Het toneelwerk van Herwig Hensen (1917-1989), die zich in tegenstelling tot Daisne wel een leven lang met het schrijven van dramatisch werk heeft beziggehouden, heeft een grotere dramatische kracht, al gaat ook dit oeuvre vaak gebukt onder een teveel aan ‘literatuur’. Hij laat zich vaak door historische stof inspireren, zoals in Don Juan (1943), Lady Godiva (1946 – Staatsprijs voor Toneel in 1949) en Koningin Christina (1946). Het centrale thema van Hensens toneelwerk is wat hijzelf de ‘existentiële zelfverwerkelijking’ noemt: de mens moet proberen te worden wie hij is. De mens wordt geconfronteerd met de problematiek van vrijheid, God en dood. Levenstrots en opstandigheid zijn de dubbele bron waaruit de spanning van zijn stukken ontstaat. Hensen verzet zich tegen het idee dat met de sociale en politieke vernieuwingen de mens meteen ook het essentiële probleem oplost van zijn persoonlijke vrijheid en geluk. Geen toeval dat veel van zijn stukken zich tijdens een oorlog – de existentiële situatie bij uitstek – afspelen: Agamemnoon (1953) tijdens de Trojaanse oorlog, De andere Jehanne (1955) tijdens de Honderdjarige Oorlog, Het woord vrijheid (1963) tijdens de Franse Revolutie, en Nu sla op de trommel (1967) tijdens de Duitse Boerenoorlog. Kern van het drama is het individu – vitalistisch, heroïsch, uitzonderlijk – dat zijn vrijheid wil bevestigen: zo weigert Agamemnoon zich neer te leggen bij de eis van de goden om zijn dochter te offeren in ruil voor gunstige wind. Zijn kracht vindt het individu in het zelfbewustzijn en in het woord. Het woord is bij Hensen een instrument tot lyriek en zelfaffirmatie. Hij wijst ieder realisme in taalgebruik, situatie en personagetekening af. Aanvankelijk schrijft Hensen klassiek streng gecomponeerde stukken. Met Het woord vrijheid evolueert hij onder invloed van het brechtiaanse, epische theater naar een meer open dramatische vorm waarin hij liederen inlast als vervreemdingsstrategie. Cynisme, ironie en zwarte humor namen een steeds grotere plek in zijn oeuvre in, samen met een meer pessimistische visie op de mens. In De rattenvanger van Hamelen (1970) transformeert Hensen de oude rattenlegende tot een sombere fabel over fascisme en machtswellust. De kracht van Hensens stukken is wellicht ook hun zwakte. De cerebrale insteek maakt van de personages te vaak talking heads en van de stukken een in dramatische vorm gestoken filosofische reflectie op de existentiële problematiek.

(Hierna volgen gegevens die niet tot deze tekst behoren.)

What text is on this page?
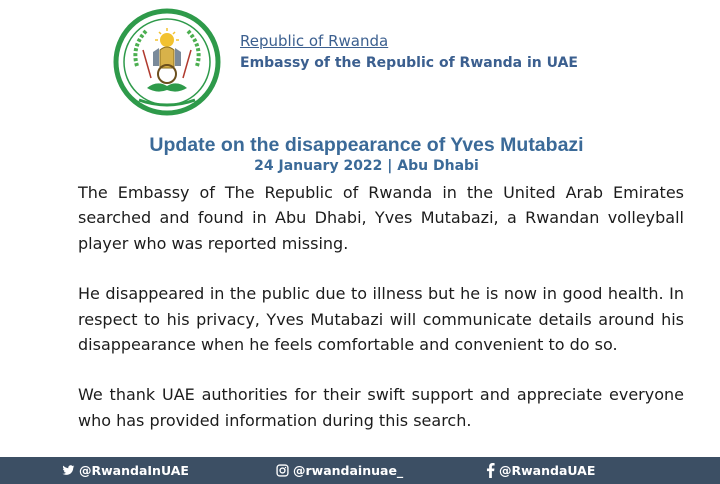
Republic of Rwanda
Embassy of the Republic of Rwanda in UAE
Update on the disappearance of Yves Mutabazi
24 January 2022 | Abu Dhabi

The Embassy of The Republic of Rwanda in the United Arab Emirates searched and found in Abu Dhabi, Yves Mutabazi, a Rwandan volleyball player who was reported missing.

He disappeared in the public due to illness but he is now in good health. In respect to his privacy, Yves Mutabazi will communicate details around his disappearance when he feels comfortable and convenient to do so.

We thank UAE authorities for their swift support and appreciate everyone who has provided information during this search.

@RwandaInUAE	@rwandainuae_	@RwandaUAE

Bert Verminnen, De rioolvogels (Studio Herman Teirlinck, regie Alfons Goris, schooljaar 1969-1970). V.l.n.r.: Roger Van Kerpel, Peter Strynckx, Stan De Saeger en Eddy Spruyt. Bibliotheek Koninklijk Conservatorium Antwerpen

Het kamertoneel

Een nauwere band tussen drama en theater wordt ontwikkeld in de kamertoneelbeweging, de eerste belangrijke naoorlogse vernieuwing in het Vlaamse theater. Net als in de literatuur (de beweging van de Vijftigers) en de schilderkunst (Cobra) wil ook het theater breken met het verleden en op zoek gaan naar nieuwe expressievormen en -middelen. Het belang van de kamertoneelbeweging ligt in de introductie van het internationale avant-garderepertoire in Vlaanderen. Ontwikkelingen als het existentialisme, het absurdisme en het sociaal geëngageerde theater van Sartre, Genet, Ionesco, Adamov, Beckett en Brecht worden door deze kleine theaters op de voet gevolgd. Tegelijkertijd wordt er veel aandacht besteed aan de eigen toneelliteratuur. Vlaamse toneelauteurs die beïnvloed worden door deze internationale ontwikkelingen kunnen hun teksten kwijt bij deze theaters. Velen van hen schrijven in opdracht van de kamertoneelgezelschappen waardoor hun teksten tot stand komen in een concrete theatercontext. Dat leidt tot betere en beter speelbare stukken. Ook wordt er meer aandacht besteed aan de voorbereiding, de analyse en de tekststudie.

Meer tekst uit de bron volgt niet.